Réunis en assemblée générale ce 11 avril, les représentants de l’intersyndicale Sankuru 1 ont tiré la sonnette d’alarme avec une vérité crue : les enseignants n’ont pas perçu leurs traitements pour les mois de février et mars 2026. Ce n’est malheureusement pas un incident isolé, mais le dernier épisode d’une série de retards de salaire qui érodent la motivation et la dignité de celles et ceux qui forment la jeunesse. Selon Lambert-Marcel Esema, secrétaire exécutif du Syndicat des enseignants du Congo (Syeco) Sankuru, cette précarité financière a des conséquences en cascade, bien au-delà des portes de la salle des profs.

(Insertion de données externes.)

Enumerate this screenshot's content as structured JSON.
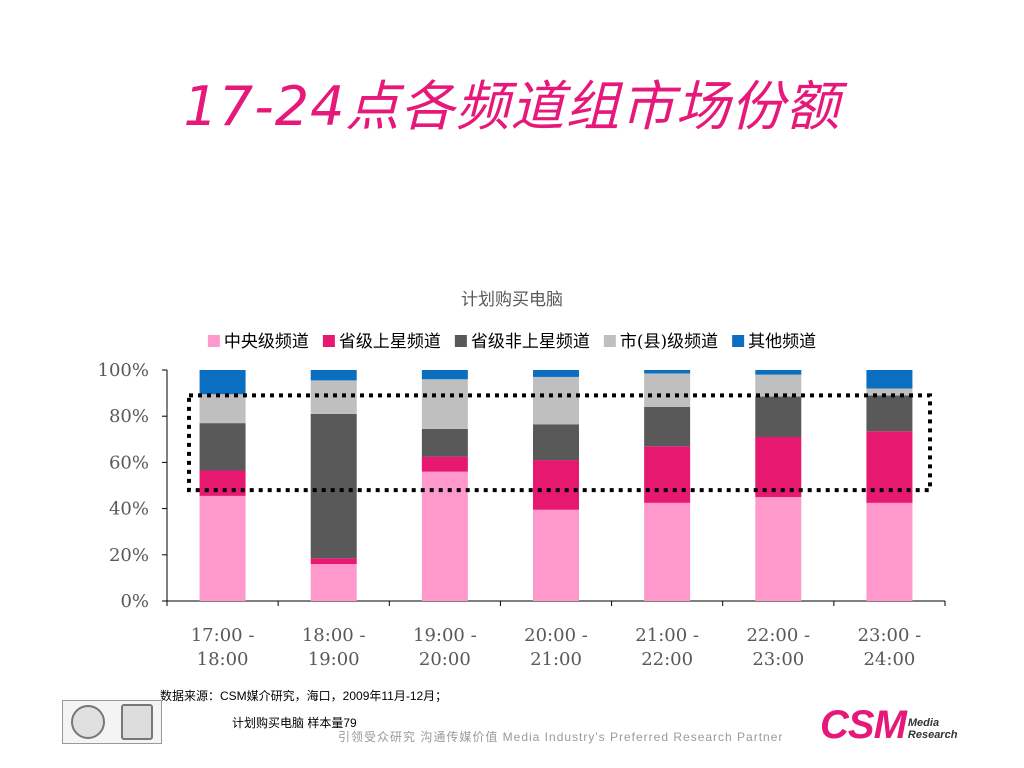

« Les évaluations prévues au calendrier scolaire sont compromises, explique-t-il. Un enseignant qui doit se concentrer sur comment nourrir sa famille ne peut pas se consacrer sereinement à la préparation de ses cours ou à la correction des copies. » L’impact sur la qualité de l’enseignement est direct et préoccupant. Plusieurs enseignants, acculés, sont contraints de s’endetter auprès de commerçants locaux ou de recourir à des travaux informels pour subvenir aux besoins essentiels, une situation qui diminue leur temps et leur énergie disponibles pour leurs élèves.
Cette crise des salaires impayés des enseignants du Sankuru n’est-elle que le symptôme d’un malaise plus profond ? Elle interroge la priorité réelle accordée à l’éducation dans la province. Les retards répétés perturbent non seulement la vie des familles d’enseignants mais aussi la stabilité même des établissements scolaires. Comment maintenir l’autorité et la sérénité nécessaires à la transmission du savoir quand l’anxiété financière devient le quotidien ?
Face à cette impasse, l’intersyndicale Sankuru 1 a lancé un ultimatum clair au gouvernement. Elle exige la régularisation immédiate de la paie des deux mois d’arriérés. En cas d’échec, une sanction lourde se profile à l’horizon : le déclenchement d’une grève générale des enseignants au début du mois de mai 2026. La date butoir est fixée au 30 avril. Cette menace de grève des enseignants en RDC, si elle se concrétise, paralyserait les salles de classe de Lomela et Kole, laissant des milliers d’élèves sans encadrement.
La balle est donc dans le camp des autorités. Réagiront-elles à temps pour éviter une nouvelle rupture dans le parcours scolaire déjà fragile de nombreux enfants ? Le respect du calendrier de paiement est une question de justice sociale élémentaire pour les enseignants, mais c’est aussi un investissement crucial pour l’avenir de toute la province. Les retards de salaire des enseignants en RDC ne sont pas qu’un problème administratif ; ils constituent une menace directe contre le droit fondamental à l’éducation. La résolution de cette crise sera le vrai test de l’engagement des pouvoirs publics envers celles et ceux qui bâtissent, chaque jour, les fondations de la société de demain.